Later divorced, she was working downtown when someone approached her on her lunchtime, asking her if she was a model. When she said, “no,” he told her that she should be one. Almost like in the movies, that led Tyson to a friend of a friend who signed her to an agency and there, she was spotted by someone else who knew of a movie director who hired her for her first role. He instructed Tyson to shave ten years off her age.

“Six decades would go by,” she said, “before I let the public in on what was frankly never any of their business.”

And that line should give you most of the encouragement you need to want to read “Just As I Am.” Nobody could ever accuse the late actor Cicely Tyson of being shy.

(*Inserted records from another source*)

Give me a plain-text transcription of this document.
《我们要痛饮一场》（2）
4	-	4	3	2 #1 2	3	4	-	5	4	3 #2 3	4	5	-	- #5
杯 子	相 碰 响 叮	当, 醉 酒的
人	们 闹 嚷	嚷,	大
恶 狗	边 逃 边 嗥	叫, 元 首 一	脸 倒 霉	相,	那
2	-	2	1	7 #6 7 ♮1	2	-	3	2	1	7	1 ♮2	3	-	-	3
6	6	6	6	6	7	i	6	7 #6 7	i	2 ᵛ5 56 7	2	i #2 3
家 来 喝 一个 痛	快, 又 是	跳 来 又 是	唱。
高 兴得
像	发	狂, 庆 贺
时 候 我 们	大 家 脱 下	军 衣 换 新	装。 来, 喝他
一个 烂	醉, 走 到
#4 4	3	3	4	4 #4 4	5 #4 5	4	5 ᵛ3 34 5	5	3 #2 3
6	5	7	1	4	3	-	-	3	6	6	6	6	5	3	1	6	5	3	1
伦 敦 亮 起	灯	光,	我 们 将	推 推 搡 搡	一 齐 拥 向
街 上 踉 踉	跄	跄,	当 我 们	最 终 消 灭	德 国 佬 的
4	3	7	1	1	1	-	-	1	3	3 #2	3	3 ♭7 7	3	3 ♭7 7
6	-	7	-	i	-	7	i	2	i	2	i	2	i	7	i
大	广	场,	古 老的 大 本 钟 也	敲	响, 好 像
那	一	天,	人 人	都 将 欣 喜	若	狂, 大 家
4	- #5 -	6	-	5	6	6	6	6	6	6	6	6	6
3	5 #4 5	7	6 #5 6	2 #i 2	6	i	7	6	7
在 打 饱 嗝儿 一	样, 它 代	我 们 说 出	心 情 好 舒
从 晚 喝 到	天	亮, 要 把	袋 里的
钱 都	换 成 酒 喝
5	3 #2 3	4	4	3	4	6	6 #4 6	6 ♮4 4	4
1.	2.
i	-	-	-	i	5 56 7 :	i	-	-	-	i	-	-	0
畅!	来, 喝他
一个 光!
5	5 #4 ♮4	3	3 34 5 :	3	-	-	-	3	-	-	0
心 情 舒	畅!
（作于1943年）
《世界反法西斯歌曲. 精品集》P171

Even so, she wrote (with Michelle Burford) that she was initially a quiet child, and this, framed by a childhood tainted by Jim Crow racism and a stormy relationship with her mother, make up the bulk of the first half of the book. Tyson also wrote of a dangerous innocence that led to early motherhood; on that, she declines to call her daughter by name, which is an interesting aspect that differs from the usual Hollywood memoir.

One other way that “Just As I Am” stands out from the usual: while Tyson name-drops here, it comes across less showy and more familiar, which is refreshing. Her lengthy – and carefully-managed, award-winning career – makes up the latter half of this book, as do tales of her loves, including the red-hot, on-again/off-again, frustrating romance with musician Miles Davis.

For fans of Cicely Tyson’s work on stage and screen, this is a thorough look at more than just that career. Biography lovers will also want to know that if you’re ready for your next book, “Just As I Am” is the one to pick.